I’m sorry friend. I hope things are better for you now.
I’ve ulcerative colitis so in the last week probably 5-6 as I’ve had a flare up and was in hospital and couldn’t get to the toilet in time. Plus I had frequent diarrhea.
Probably a hundred.
99 of those times was when I had dysentery and had zero control over my bowels and took place over the course of like 3 days. I was literally bedridden and still having to muster the energy to get up every 5-10 minutes to shit… and sometimes, due to pure exhaustion or surprise, I just didnt act in time.
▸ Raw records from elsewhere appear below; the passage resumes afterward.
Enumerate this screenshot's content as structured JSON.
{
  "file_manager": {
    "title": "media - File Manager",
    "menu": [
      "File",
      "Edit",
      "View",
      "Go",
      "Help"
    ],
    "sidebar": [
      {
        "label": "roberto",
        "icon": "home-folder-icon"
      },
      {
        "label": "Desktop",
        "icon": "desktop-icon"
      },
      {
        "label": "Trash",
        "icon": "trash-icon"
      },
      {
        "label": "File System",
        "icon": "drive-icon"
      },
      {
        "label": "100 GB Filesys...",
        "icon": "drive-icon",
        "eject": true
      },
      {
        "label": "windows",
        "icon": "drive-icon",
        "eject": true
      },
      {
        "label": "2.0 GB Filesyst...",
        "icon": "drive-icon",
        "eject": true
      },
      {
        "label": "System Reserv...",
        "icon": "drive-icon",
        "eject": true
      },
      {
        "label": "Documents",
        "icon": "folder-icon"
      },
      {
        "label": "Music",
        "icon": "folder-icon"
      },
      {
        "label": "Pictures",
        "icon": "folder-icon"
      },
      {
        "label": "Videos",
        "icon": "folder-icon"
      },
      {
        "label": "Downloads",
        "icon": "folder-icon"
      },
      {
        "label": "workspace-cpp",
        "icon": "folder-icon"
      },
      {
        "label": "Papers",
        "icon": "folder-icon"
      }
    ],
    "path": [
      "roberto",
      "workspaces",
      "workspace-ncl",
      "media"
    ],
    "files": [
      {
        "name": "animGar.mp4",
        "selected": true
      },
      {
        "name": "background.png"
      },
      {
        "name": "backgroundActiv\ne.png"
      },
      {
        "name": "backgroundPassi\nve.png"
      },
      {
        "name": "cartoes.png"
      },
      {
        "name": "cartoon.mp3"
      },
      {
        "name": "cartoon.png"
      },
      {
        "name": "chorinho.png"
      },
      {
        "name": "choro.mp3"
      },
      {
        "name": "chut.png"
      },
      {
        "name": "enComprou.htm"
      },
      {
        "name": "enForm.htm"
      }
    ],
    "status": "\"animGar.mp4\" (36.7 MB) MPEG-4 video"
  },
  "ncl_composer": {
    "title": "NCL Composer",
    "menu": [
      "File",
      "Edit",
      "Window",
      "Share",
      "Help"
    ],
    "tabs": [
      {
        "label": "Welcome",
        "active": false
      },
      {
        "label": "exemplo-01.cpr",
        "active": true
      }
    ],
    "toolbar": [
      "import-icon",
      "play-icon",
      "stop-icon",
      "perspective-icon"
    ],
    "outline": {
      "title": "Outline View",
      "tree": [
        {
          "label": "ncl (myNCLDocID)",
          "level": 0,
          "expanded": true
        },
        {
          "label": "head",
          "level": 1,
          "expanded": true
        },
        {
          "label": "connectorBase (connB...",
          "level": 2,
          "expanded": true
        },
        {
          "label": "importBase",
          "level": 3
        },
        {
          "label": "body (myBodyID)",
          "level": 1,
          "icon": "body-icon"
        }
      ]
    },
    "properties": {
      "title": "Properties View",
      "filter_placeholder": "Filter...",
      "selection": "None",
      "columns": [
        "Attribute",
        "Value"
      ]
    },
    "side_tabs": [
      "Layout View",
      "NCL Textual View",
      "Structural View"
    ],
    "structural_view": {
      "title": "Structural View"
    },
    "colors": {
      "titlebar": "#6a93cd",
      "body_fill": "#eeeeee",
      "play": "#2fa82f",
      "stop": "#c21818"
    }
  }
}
the other time was when I had an awful stomach flu and was literally forcibly drug out of my house by family who didnt believe I was sick until I shit in their car. Then they lost their minds over that
In that situation I would say they got what they deserved.
It wasnt intentional, but I have absolutely zero regrets about shitting in their car.
Had some regrets about having to clean myself off in the back yard and waddle into the house to shower, though, that was mostly cause i was so sick and low energy however.
I dont have any good excuse for when it’s happened to me. I travel a lot for work and the changes in diet plus things like stress and caffeine can cause my intestines to betray me sometimes lol.
Not trying to make a pun here, but Shit happens.
Especially when you start throwing weird new foods and, especially, spices at your digestive tract.